Galatians 2

This devotional is written by Katherine Evans.

Galatians 2

Paul accepted by the apostles
2 Then after fourteen years, I went up again to Jerusalem, this time with Barnabas. I took Titus along also. 2 I went in response to a revelation and, meeting privately with those esteemed as leaders, I presented to them the gospel that I preach among the Gentiles. I wanted to be sure I was not running and had not been running my race in vain. 3 Yet not even Titus, who was with me, was compelled to be circumcised, even though he was a Greek. 4 This matter arose because some false believers had infiltrated our ranks to spy on the freedom we have in Christ Jesus and to make us slaves. 5 We did not give in to them for a moment, so that the truth of the gospel might be preserved for you.

6 As for those who were held in high esteem – whatever they were makes no difference to me; God does not show favouritism – they added nothing to my message. 7 On the contrary, they recognised that I had been entrusted with the task of preaching the gospel to the uncircumcised, just as Peter had been to the circumcised. 8 For God, who was at work in Peter as an apostle to the circumcised, was also at work in me as an apostle to the Gentiles. 9 James, Cephas and John, those esteemed as pillars, gave me and Barnabas the right hand of fellowship when they recognised the grace given to me.

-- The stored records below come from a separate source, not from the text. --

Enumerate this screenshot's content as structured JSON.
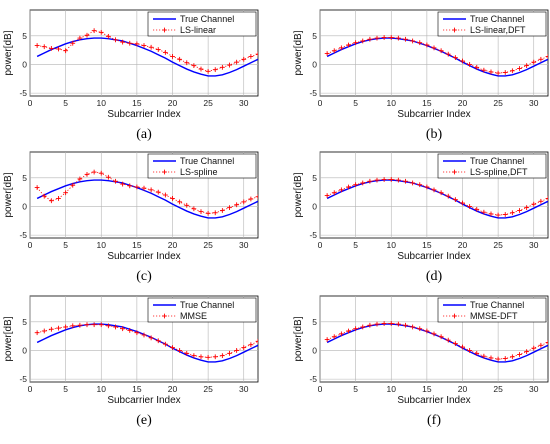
{
  "figure": {
    "panel_labels": [
      "(a)",
      "(b)",
      "(c)",
      "(d)",
      "(e)",
      "(f)"
    ]
  },
  "chart_data": [
    {
      "type": "line",
      "panel": "(a)",
      "xlabel": "Subcarrier Index",
      "ylabel": "power[dB]",
      "xlim": [
        0,
        32
      ],
      "ylim": [
        -5.5,
        9.5
      ],
      "xticks": [
        0,
        5,
        10,
        15,
        20,
        25,
        30
      ],
      "yticks": [
        -5,
        0,
        5
      ],
      "grid": true,
      "legend_position": "top-right",
      "series": [
        {
          "name": "True Channel",
          "style": "solid",
          "color": "#0000ff",
          "x": [
            1,
            2,
            3,
            4,
            5,
            6,
            7,
            8,
            9,
            10,
            11,
            12,
            13,
            14,
            15,
            16,
            17,
            18,
            19,
            20,
            21,
            22,
            23,
            24,
            25,
            26,
            27,
            28,
            29,
            30,
            31,
            32
          ],
          "y": [
            1.4,
            2.0,
            2.6,
            3.1,
            3.6,
            4.0,
            4.3,
            4.5,
            4.6,
            4.6,
            4.5,
            4.3,
            4.1,
            3.7,
            3.3,
            2.8,
            2.3,
            1.7,
            1.1,
            0.4,
            -0.2,
            -0.8,
            -1.3,
            -1.7,
            -2.0,
            -2.0,
            -1.8,
            -1.4,
            -0.9,
            -0.3,
            0.3,
            0.9
          ]
        },
        {
          "name": "LS-linear",
          "style": "dotted+plus",
          "color": "#ff0000",
          "x": [
            1,
            2,
            3,
            4,
            5,
            6,
            7,
            8,
            9,
            10,
            11,
            12,
            13,
            14,
            15,
            16,
            17,
            18,
            19,
            20,
            21,
            22,
            23,
            24,
            25,
            26,
            27,
            28,
            29,
            30,
            31,
            32
          ],
          "y": [
            3.3,
            3.1,
            2.8,
            2.7,
            2.4,
            3.7,
            4.6,
            5.1,
            5.9,
            5.6,
            4.9,
            4.3,
            3.9,
            3.7,
            3.6,
            3.3,
            3.0,
            2.6,
            2.1,
            1.4,
            0.9,
            0.3,
            -0.2,
            -0.8,
            -1.2,
            -0.9,
            -0.5,
            -0.1,
            0.4,
            0.9,
            1.4,
            1.8
          ]
        }
      ]
    },
    {
      "type": "line",
      "panel": "(b)",
      "xlabel": "Subcarrier Index",
      "ylabel": "power[dB]",
      "xlim": [
        0,
        32
      ],
      "ylim": [
        -5.5,
        9.5
      ],
      "xticks": [
        0,
        5,
        10,
        15,
        20,
        25,
        30
      ],
      "yticks": [
        -5,
        0,
        5
      ],
      "grid": true,
      "legend_position": "top-right",
      "series": [
        {
          "name": "True Channel",
          "style": "solid",
          "color": "#0000ff",
          "x": [
            1,
            2,
            3,
            4,
            5,
            6,
            7,
            8,
            9,
            10,
            11,
            12,
            13,
            14,
            15,
            16,
            17,
            18,
            19,
            20,
            21,
            22,
            23,
            24,
            25,
            26,
            27,
            28,
            29,
            30,
            31,
            32
          ],
          "y": [
            1.4,
            2.0,
            2.6,
            3.1,
            3.6,
            4.0,
            4.3,
            4.5,
            4.6,
            4.6,
            4.5,
            4.3,
            4.1,
            3.7,
            3.3,
            2.8,
            2.3,
            1.7,
            1.1,
            0.4,
            -0.2,
            -0.8,
            -1.3,
            -1.7,
            -2.0,
            -2.0,
            -1.8,
            -1.4,
            -0.9,
            -0.3,
            0.3,
            0.9
          ]
        },
        {
          "name": "LS-linear,DFT",
          "style": "dotted+plus",
          "color": "#ff0000",
          "x": [
            1,
            2,
            3,
            4,
            5,
            6,
            7,
            8,
            9,
            10,
            11,
            12,
            13,
            14,
            15,
            16,
            17,
            18,
            19,
            20,
            21,
            22,
            23,
            24,
            25,
            26,
            27,
            28,
            29,
            30,
            31,
            32
          ],
          "y": [
            1.9,
            2.4,
            2.9,
            3.4,
            3.8,
            4.1,
            4.4,
            4.6,
            4.7,
            4.7,
            4.6,
            4.4,
            4.1,
            3.8,
            3.4,
            2.9,
            2.4,
            1.8,
            1.2,
            0.6,
            0.0,
            -0.5,
            -1.0,
            -1.3,
            -1.5,
            -1.4,
            -1.1,
            -0.7,
            -0.2,
            0.4,
            0.9,
            1.4
          ]
        }
      ]
    },
    {
      "type": "line",
      "panel": "(c)",
      "xlabel": "Subcarrier Index",
      "ylabel": "power[dB]",
      "xlim": [
        0,
        32
      ],
      "ylim": [
        -5.5,
        9.5
      ],
      "xticks": [
        0,
        5,
        10,
        15,
        20,
        25,
        30
      ],
      "yticks": [
        -5,
        0,
        5
      ],
      "grid": true,
      "legend_position": "top-right",
      "series": [
        {
          "name": "True Channel",
          "style": "solid",
          "color": "#0000ff",
          "x": [
            1,
            2,
            3,
            4,
            5,
            6,
            7,
            8,
            9,
            10,
            11,
            12,
            13,
            14,
            15,
            16,
            17,
            18,
            19,
            20,
            21,
            22,
            23,
            24,
            25,
            26,
            27,
            28,
            29,
            30,
            31,
            32
          ],
          "y": [
            1.4,
            2.0,
            2.6,
            3.1,
            3.6,
            4.0,
            4.3,
            4.5,
            4.6,
            4.6,
            4.5,
            4.3,
            4.1,
            3.7,
            3.3,
            2.8,
            2.3,
            1.7,
            1.1,
            0.4,
            -0.2,
            -0.8,
            -1.3,
            -1.7,
            -2.0,
            -2.0,
            -1.8,
            -1.4,
            -0.9,
            -0.3,
            0.3,
            0.9
          ]
        },
        {
          "name": "LS-spline",
          "style": "dotted+plus",
          "color": "#ff0000",
          "x": [
            1,
            2,
            3,
            4,
            5,
            6,
            7,
            8,
            9,
            10,
            11,
            12,
            13,
            14,
            15,
            16,
            17,
            18,
            19,
            20,
            21,
            22,
            23,
            24,
            25,
            26,
            27,
            28,
            29,
            30,
            31,
            32
          ],
          "y": [
            3.3,
            1.8,
            1.0,
            1.4,
            2.4,
            3.7,
            4.8,
            5.6,
            6.0,
            5.8,
            5.1,
            4.4,
            3.9,
            3.6,
            3.4,
            3.2,
            2.9,
            2.5,
            2.0,
            1.4,
            0.8,
            0.2,
            -0.4,
            -0.9,
            -1.2,
            -1.1,
            -0.7,
            -0.2,
            0.3,
            0.8,
            1.3,
            1.7
          ]
        }
      ]
    },
    {
      "type": "line",
      "panel": "(d)",
      "xlabel": "Subcarrier Index",
      "ylabel": "power[dB]",
      "xlim": [
        0,
        32
      ],
      "ylim": [
        -5.5,
        9.5
      ],
      "xticks": [
        0,
        5,
        10,
        15,
        20,
        25,
        30
      ],
      "yticks": [
        -5,
        0,
        5
      ],
      "grid": true,
      "legend_position": "top-right",
      "series": [
        {
          "name": "True Channel",
          "style": "solid",
          "color": "#0000ff",
          "x": [
            1,
            2,
            3,
            4,
            5,
            6,
            7,
            8,
            9,
            10,
            11,
            12,
            13,
            14,
            15,
            16,
            17,
            18,
            19,
            20,
            21,
            22,
            23,
            24,
            25,
            26,
            27,
            28,
            29,
            30,
            31,
            32
          ],
          "y": [
            1.4,
            2.0,
            2.6,
            3.1,
            3.6,
            4.0,
            4.3,
            4.5,
            4.6,
            4.6,
            4.5,
            4.3,
            4.1,
            3.7,
            3.3,
            2.8,
            2.3,
            1.7,
            1.1,
            0.4,
            -0.2,
            -0.8,
            -1.3,
            -1.7,
            -2.0,
            -2.0,
            -1.8,
            -1.4,
            -0.9,
            -0.3,
            0.3,
            0.9
          ]
        },
        {
          "name": "LS-spline,DFT",
          "style": "dotted+plus",
          "color": "#ff0000",
          "x": [
            1,
            2,
            3,
            4,
            5,
            6,
            7,
            8,
            9,
            10,
            11,
            12,
            13,
            14,
            15,
            16,
            17,
            18,
            19,
            20,
            21,
            22,
            23,
            24,
            25,
            26,
            27,
            28,
            29,
            30,
            31,
            32
          ],
          "y": [
            1.9,
            2.4,
            2.9,
            3.4,
            3.8,
            4.1,
            4.4,
            4.6,
            4.7,
            4.7,
            4.6,
            4.4,
            4.1,
            3.8,
            3.4,
            2.9,
            2.4,
            1.8,
            1.2,
            0.6,
            0.0,
            -0.5,
            -1.0,
            -1.3,
            -1.5,
            -1.4,
            -1.1,
            -0.7,
            -0.2,
            0.4,
            0.9,
            1.4
          ]
        }
      ]
    },
    {
      "type": "line",
      "panel": "(e)",
      "xlabel": "Subcarrier Index",
      "ylabel": "power[dB]",
      "xlim": [
        0,
        32
      ],
      "ylim": [
        -5.5,
        9.5
      ],
      "xticks": [
        0,
        5,
        10,
        15,
        20,
        25,
        30
      ],
      "yticks": [
        -5,
        0,
        5
      ],
      "grid": true,
      "legend_position": "top-right",
      "series": [
        {
          "name": "True Channel",
          "style": "solid",
          "color": "#0000ff",
          "x": [
            1,
            2,
            3,
            4,
            5,
            6,
            7,
            8,
            9,
            10,
            11,
            12,
            13,
            14,
            15,
            16,
            17,
            18,
            19,
            20,
            21,
            22,
            23,
            24,
            25,
            26,
            27,
            28,
            29,
            30,
            31,
            32
          ],
          "y": [
            1.4,
            2.0,
            2.6,
            3.1,
            3.6,
            4.0,
            4.3,
            4.5,
            4.6,
            4.6,
            4.5,
            4.3,
            4.1,
            3.7,
            3.3,
            2.8,
            2.3,
            1.7,
            1.1,
            0.4,
            -0.2,
            -0.8,
            -1.3,
            -1.7,
            -2.0,
            -2.0,
            -1.8,
            -1.4,
            -0.9,
            -0.3,
            0.3,
            0.9
          ]
        },
        {
          "name": "MMSE",
          "style": "dotted+plus",
          "color": "#ff0000",
          "x": [
            1,
            2,
            3,
            4,
            5,
            6,
            7,
            8,
            9,
            10,
            11,
            12,
            13,
            14,
            15,
            16,
            17,
            18,
            19,
            20,
            21,
            22,
            23,
            24,
            25,
            26,
            27,
            28,
            29,
            30,
            31,
            32
          ],
          "y": [
            3.1,
            3.4,
            3.7,
            3.9,
            4.1,
            4.3,
            4.4,
            4.5,
            4.5,
            4.5,
            4.3,
            4.1,
            3.8,
            3.5,
            3.1,
            2.7,
            2.2,
            1.7,
            1.1,
            0.5,
            0.0,
            -0.5,
            -0.9,
            -1.1,
            -1.2,
            -1.1,
            -0.9,
            -0.5,
            0.0,
            0.5,
            1.0,
            1.6
          ]
        }
      ]
    },
    {
      "type": "line",
      "panel": "(f)",
      "xlabel": "Subcarrier Index",
      "ylabel": "power[dB]",
      "xlim": [
        0,
        32
      ],
      "ylim": [
        -5.5,
        9.5
      ],
      "xticks": [
        0,
        5,
        10,
        15,
        20,
        25,
        30
      ],
      "yticks": [
        -5,
        0,
        5
      ],
      "grid": true,
      "legend_position": "top-right",
      "series": [
        {
          "name": "True Channel",
          "style": "solid",
          "color": "#0000ff",
          "x": [
            1,
            2,
            3,
            4,
            5,
            6,
            7,
            8,
            9,
            10,
            11,
            12,
            13,
            14,
            15,
            16,
            17,
            18,
            19,
            20,
            21,
            22,
            23,
            24,
            25,
            26,
            27,
            28,
            29,
            30,
            31,
            32
          ],
          "y": [
            1.4,
            2.0,
            2.6,
            3.1,
            3.6,
            4.0,
            4.3,
            4.5,
            4.6,
            4.6,
            4.5,
            4.3,
            4.1,
            3.7,
            3.3,
            2.8,
            2.3,
            1.7,
            1.1,
            0.4,
            -0.2,
            -0.8,
            -1.3,
            -1.7,
            -2.0,
            -2.0,
            -1.8,
            -1.4,
            -0.9,
            -0.3,
            0.3,
            0.9
          ]
        },
        {
          "name": "MMSE-DFT",
          "style": "dotted+plus",
          "color": "#ff0000",
          "x": [
            1,
            2,
            3,
            4,
            5,
            6,
            7,
            8,
            9,
            10,
            11,
            12,
            13,
            14,
            15,
            16,
            17,
            18,
            19,
            20,
            21,
            22,
            23,
            24,
            25,
            26,
            27,
            28,
            29,
            30,
            31,
            32
          ],
          "y": [
            1.9,
            2.4,
            2.9,
            3.4,
            3.8,
            4.1,
            4.4,
            4.6,
            4.7,
            4.7,
            4.6,
            4.4,
            4.1,
            3.8,
            3.4,
            2.9,
            2.4,
            1.8,
            1.2,
            0.6,
            0.0,
            -0.5,
            -1.0,
            -1.3,
            -1.5,
            -1.4,
            -1.1,
            -0.7,
            -0.2,
            0.4,
            0.9,
            1.4
          ]
        }
      ]
    }
  ]
}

They agreed that we should go to the Gentiles, and they to the circumcised. 10 All they asked was that we should continue to remember the poor, the very thing I had been eager to do all along.

Paul opposes Cephas
11 When Cephas came to Antioch, I opposed him to his face, because he stood condemned. 12 For before certain men came from James, he used to eat with the Gentiles. But when they arrived, he began to draw back and separate himself from the Gentiles because he was afraid of those who belonged to the circumcision group. 13 The other Jews joined him in his hypocrisy, so that by their hypocrisy even Barnabas was led astray.

14 When I saw that they were not acting in line with the truth of the gospel, I said to Cephas in front of them all, ‘You are a Jew, yet you live like a Gentile and not like a Jew. How is it, then, that you force Gentiles to follow Jewish customs?

15 ‘We who are Jews by birth and not sinful Gentiles 16 know that a person is not justified by the works of the law, but by faith in Jesus Christ. So we, too, have put our faith in Christ Jesus that we may be justified by faith in Christ and not by the works of the law, because by the works of the law no one will be justified.

17 ‘But if, in seeking to be justified in Christ, we Jews find ourselves also among the sinners, doesn’t that mean that Christ promotes sin? Absolutely not! 18 If I rebuild what I destroyed, then I really would be a law-breaker.

19 ‘For through the law I died to the law so that I might live for God. 20 I have been crucified with Christ and I no longer live, but Christ lives in me. The life I now live in the body, I live by faith in the Son of God, who loved me and gave himself for me. 21 I do not set aside the grace of God, for if righteousness could be gained through the law, Christ died for nothing!’


In this passage Paul calls out Cephas for living his life to please other people, not God. Instead of living according to God's message, Cephas puts on a front for the religious leaders at the time. Cephas ignores the freedom he has been given in Christ, instead living according to the rules of society at the time, and with more concern for what Jersualem's leaders will think of him than for his personal beliefs.

I’m sure this is something we can all relate to. There are definitely times when I’ve worried about what a colleague, a non-Christian friend, or even a friend of a friend might think about my faith. It’s natural to want to fit in, but as Christians God calls us to stand out.
As followers of Christ, we each have been given the gift of grace and through that an infinite freedom. Our personal relationship with Jesus is not defined by rules or traditions, but by the daily interactions we have with God. The freedom of following Christ is knowing that we are loved, that God cares for us and that we are always forgiven. Jesus's death on the cross bought us that freedom and if we instead choose to live by rules and routines, worrying what others might think of us then as Paul says, Christ died unnecessarily. If our identity is truly in him, we need not worry what any other person thinks of us. When we truly take on board the sacrifice Christ made for us, we cannot help but live in his infinite freedom, trying to reflect him in everything we do. My challenge to you today is to ask yourself, when the people around you look at you do they see the joy and freedom that comes from a relationship with Christ?